Com “70% do território de Gaza” transformado em “área interdita”, destinada a operações militares, não sobram “espaços seguros para as crianças”, sustenta Rachael. “As pessoas não têm para onde ir.”

Um cenário que poderia fazer antever as condições ideais para a estratégia defendida por ministros do governo israelita: a criação de corredores que permitam o acolhimento de palestinianos noutros países vizinhos – como, de resto, o próprio presidente dos Estados Unidos já chegou a propor.


Mas, por maior que seja o desespero no terreno, Rachael não acredita que os habitantes de Gaza deixem o território de ânimo leve. “As pessoas com quem falo estão comprometidas com Gaza”, diz sem hesitação. “Esta é a terra deles, é a casa deles. Estão decididos a ficar aqui, querem estar aqui para reconstruir Gaza, para que os seus filhos sejam educados em Gaza”.

Tiveram um vislumbre do que isso poderia ser durante o cessar-fogo, de janeiro a março, quando milhares de famílias regressaram às suas terras natais, ao que restava das suas casas e começaram a imaginar a reconstrução. Foi nesse período que Rachael Cummings ouviu a resposta que mais a surpreendeu – e que lhe devolveu mais esperança.

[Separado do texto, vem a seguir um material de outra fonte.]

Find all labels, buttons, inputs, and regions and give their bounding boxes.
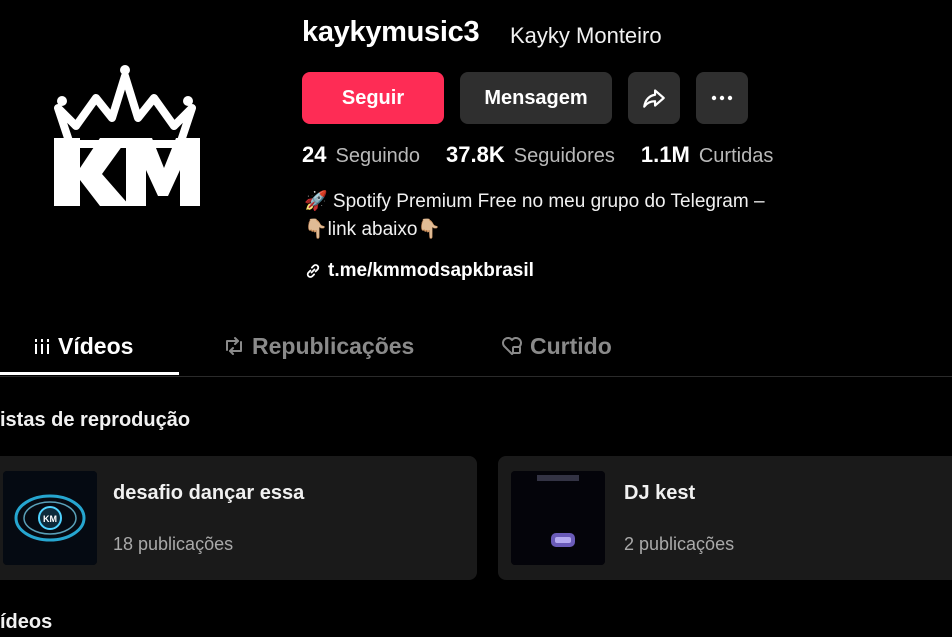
repost-icon (226, 337, 242, 355)
stat-label: Curtidas (698, 145, 774, 167)
bio-line-1: 🚀 Spotify Premium Free no meu grupo do T… (304, 191, 765, 212)
tab-liked[interactable]: Curtido (500, 316, 612, 376)
follow-button[interactable]: Seguir (302, 72, 444, 124)
svg-text:KM: KM (43, 514, 57, 524)
more-button[interactable] (696, 72, 748, 124)
tab-videos[interactable]: Vídeos (32, 316, 133, 376)
stat-likes: 1.1M Curtidas (641, 142, 773, 168)
stat-value: 1.1M (640, 142, 690, 167)
playlist-title: desafio dançar essa (113, 482, 305, 504)
active-tab-indicator (0, 372, 179, 375)
stat-following[interactable]: 24 Seguindo (302, 142, 420, 168)
profile-page: kaykymusic3 Kayky Monteiro Seguir Mensag… (0, 0, 952, 637)
message-button[interactable]: Mensagem (460, 72, 612, 124)
playlist-cover-image-icon: KM (3, 471, 97, 565)
tab-label: Curtido (530, 332, 612, 359)
playlist-card[interactable]: DJ kest 2 publicações (498, 456, 952, 580)
bio-line-2: 👇🏼link abaixo👇🏼 (304, 219, 442, 240)
tab-label: Vídeos (58, 332, 134, 359)
playlist-count: 2 publicações (624, 534, 735, 554)
playlists-heading: istas de reprodução (0, 409, 191, 431)
avatar[interactable] (40, 56, 210, 226)
playlist-cover-image-icon (511, 471, 605, 565)
crown-km-logo-icon (54, 65, 200, 206)
stat-label: Seguidores (513, 145, 615, 167)
playlist-thumbnail (511, 471, 605, 565)
follow-button-label: Seguir (341, 86, 405, 109)
share-button[interactable] (628, 72, 680, 124)
playlist-card[interactable]: KM desafio dançar essa 18 publicações (0, 456, 477, 580)
stat-label: Seguindo (335, 145, 421, 167)
bio-link[interactable]: t.me/kmmodsapkbrasil (304, 260, 534, 282)
grid-bars-icon (35, 339, 49, 354)
bio-link-text: t.me/kmmodsapkbrasil (328, 260, 534, 281)
playlist-title: DJ kest (624, 482, 696, 504)
tab-reposts[interactable]: Republicações (222, 316, 414, 376)
profile-stats: 24 Seguindo 37.8K Seguidores 1.1M Curtid… (302, 142, 799, 168)
stat-followers[interactable]: 37.8K Seguidores (446, 142, 615, 168)
videos-heading: ídeos (0, 611, 53, 633)
playlist-count: 18 publicações (113, 534, 234, 554)
stat-value: 37.8K (446, 142, 505, 167)
heart-lock-icon (502, 337, 522, 355)
tab-label: Republicações (252, 332, 415, 359)
profile-tabs: Vídeos Republicações Curtido (0, 316, 952, 377)
display-name: Kayky Monteiro (510, 23, 662, 48)
message-button-label: Mensagem (484, 86, 588, 109)
stat-value: 24 (302, 142, 327, 167)
playlist-thumbnail: KM (3, 471, 97, 565)
link-icon (306, 264, 320, 278)
bio: 🚀 Spotify Premium Free no meu grupo do T… (304, 188, 844, 244)
share-arrow-icon (643, 89, 665, 108)
more-dots-icon (711, 95, 733, 101)
username: kaykymusic3 (302, 16, 480, 48)
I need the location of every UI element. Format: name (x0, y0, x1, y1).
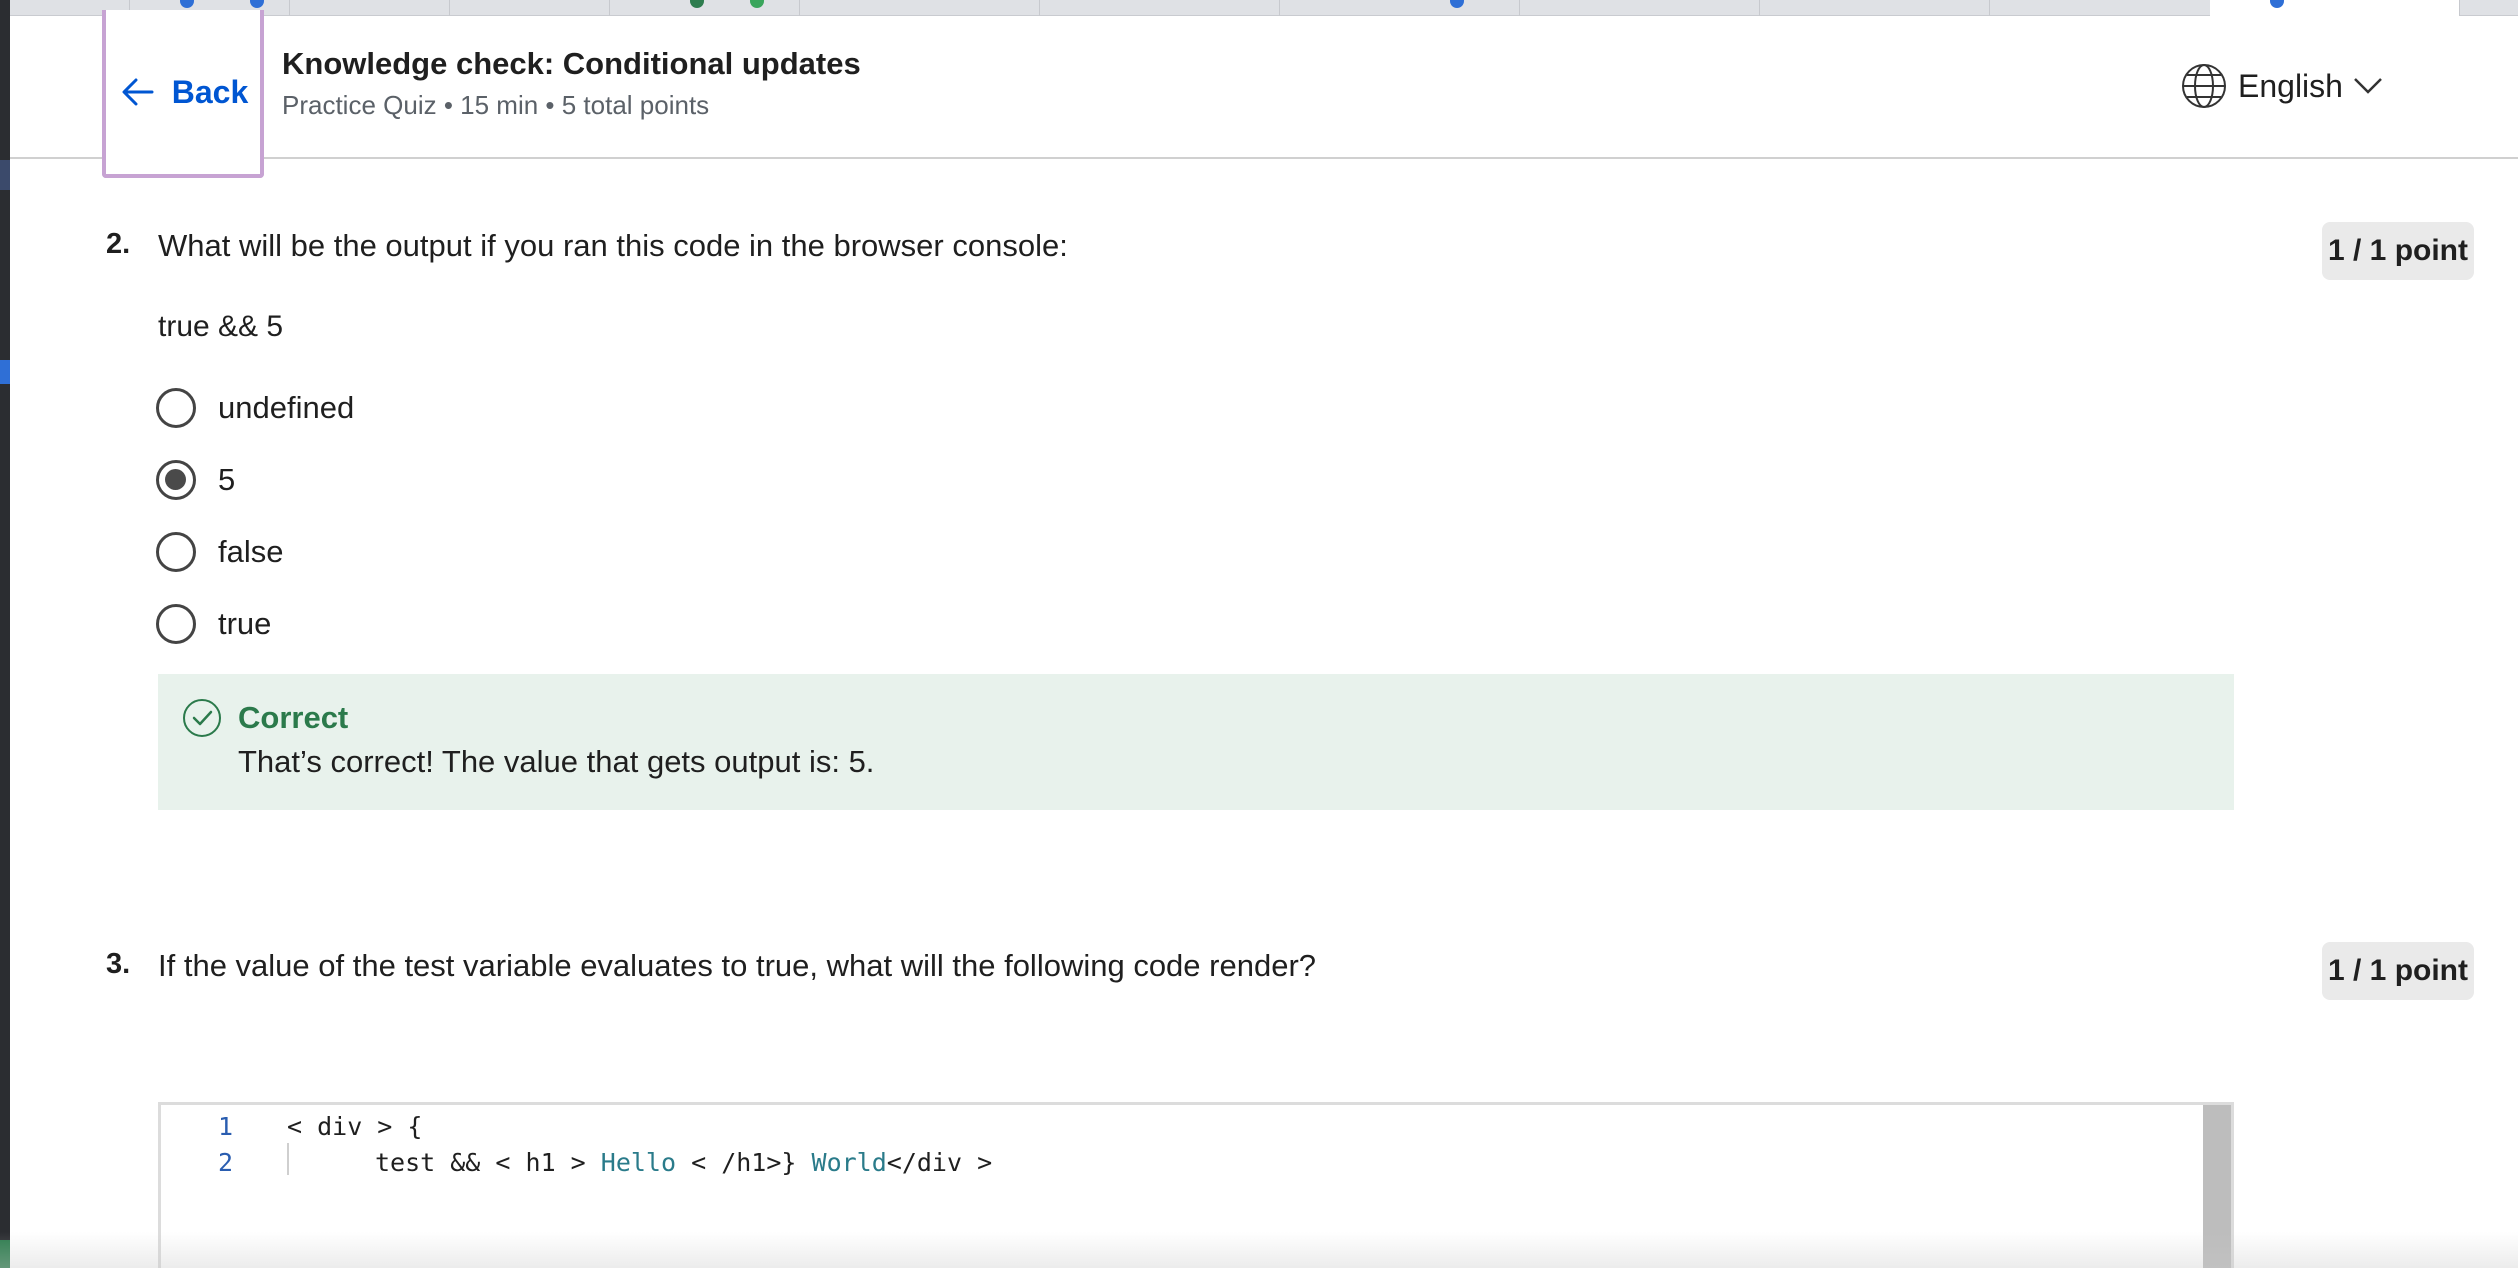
chevron-down-icon (2354, 78, 2382, 94)
question-prompt: What will be the output if you ran this … (158, 228, 1068, 263)
browser-tab[interactable] (1520, 0, 1760, 16)
option-label: undefined (218, 390, 355, 425)
browser-tab[interactable] (450, 0, 610, 16)
check-circle-icon (183, 699, 221, 737)
radio-button-checked[interactable] (156, 460, 196, 500)
code-scrollbar[interactable] (2203, 1105, 2231, 1268)
browser-tab[interactable] (290, 0, 450, 16)
points-badge: 1 / 1 point (2322, 942, 2474, 1000)
option-label: true (218, 606, 272, 641)
page-title: Knowledge check: Conditional updates (282, 46, 861, 81)
points-badge: 1 / 1 point (2322, 222, 2474, 280)
feedback-correct: Correct That’s correct! The value that g… (158, 674, 2234, 810)
question-number: 3. (106, 948, 131, 980)
question-snippet: true && 5 (158, 310, 284, 343)
language-selector[interactable]: English (2180, 62, 2383, 110)
code-line: 2 test && < h1 > Hello < /h1>} World</di… (161, 1145, 992, 1179)
line-number: 2 (217, 1147, 233, 1177)
radio-button[interactable] (156, 532, 196, 572)
code-token-string: Hello (600, 1147, 677, 1177)
code-block: 1 < div > { 2 test && < h1 > Hello < /h1… (158, 1102, 2234, 1268)
feedback-status: Correct (238, 700, 349, 735)
question-prompt: If the value of the test variable evalua… (158, 948, 1317, 983)
radio-button[interactable] (156, 388, 196, 428)
code-token: < /h1>} (676, 1147, 812, 1177)
browser-tab[interactable] (1040, 0, 1280, 16)
browser-tab-strip (10, 0, 2518, 16)
code-text: < div > { (287, 1111, 423, 1141)
code-token: test && < h1 > (375, 1147, 601, 1177)
browser-tab[interactable] (800, 0, 1040, 16)
answer-option[interactable]: true (156, 602, 271, 646)
question-number: 2. (106, 228, 131, 260)
browser-tab[interactable] (1760, 0, 1990, 16)
radio-button[interactable] (156, 604, 196, 644)
feedback-message: That’s correct! The value that gets outp… (238, 744, 875, 779)
answer-option[interactable]: false (156, 530, 283, 574)
option-label: 5 (218, 462, 236, 497)
answer-option-selected[interactable]: 5 (156, 458, 235, 502)
option-label: false (218, 534, 284, 569)
arrow-left-icon (122, 78, 154, 106)
quiz-meta: Practice Quiz • 15 min • 5 total points (282, 90, 710, 120)
back-button[interactable]: Back (102, 10, 264, 178)
answer-option[interactable]: undefined (156, 386, 354, 430)
code-token-string: World (811, 1147, 887, 1177)
browser-tab[interactable] (610, 0, 800, 16)
code-text: test && < h1 > Hello < /h1>} World</div … (375, 1148, 992, 1177)
browser-tab-active[interactable] (2210, 0, 2460, 16)
quiz-title-block: Knowledge check: Conditional updates Pra… (282, 46, 861, 121)
globe-icon (2182, 64, 2226, 108)
left-window-edge (0, 0, 10, 1268)
browser-tab[interactable] (1280, 0, 1520, 16)
quiz-page: Back Knowledge check: Conditional update… (0, 0, 2518, 1268)
quiz-header: Back Knowledge check: Conditional update… (10, 10, 2518, 178)
language-label: English (2238, 67, 2343, 104)
code-token: </div > (886, 1147, 993, 1177)
back-label: Back (171, 73, 249, 110)
code-line: 1 < div > { (161, 1109, 423, 1143)
indent-guide (287, 1143, 289, 1175)
line-number: 1 (217, 1111, 233, 1141)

A enfermeira estava num dos espaços para crianças que a Save the Children tem em Khan Younis. Naquele dia, tinham passado por ali umas 60 crianças para participar em “atividades recreativas, de aprendizagem, jogos que permitissem às crianças serem crianças”. No fim, fez-lhes a pergunta: “O que querem ser quando forem grandes?”

As respostas “foram iguais às de qualquer criança, em qualquer parte do mundo: havia professores, enfermeiros, médicos, advogados, alguém que queria ser astronauta...”, recorda, sorridente. “Eles tinham esperança no futuro.”

“Creio que é importante as pessoas lembrarem-se disto: as crianças em Gaza estão sempre com fome, estão desesperadas, mas mantêm a esperança”, sublinha. Na leitura de Rachael, isto cria uma obrigação adicional a todos os trabalhadores humanitários. “Nós também temos de manter a esperança, para lhes conseguirmos aliviar o sofrimento -- e também para chegarmos ao ponto em que seremos capazes de reconstruir Gaza com os palestinianos.”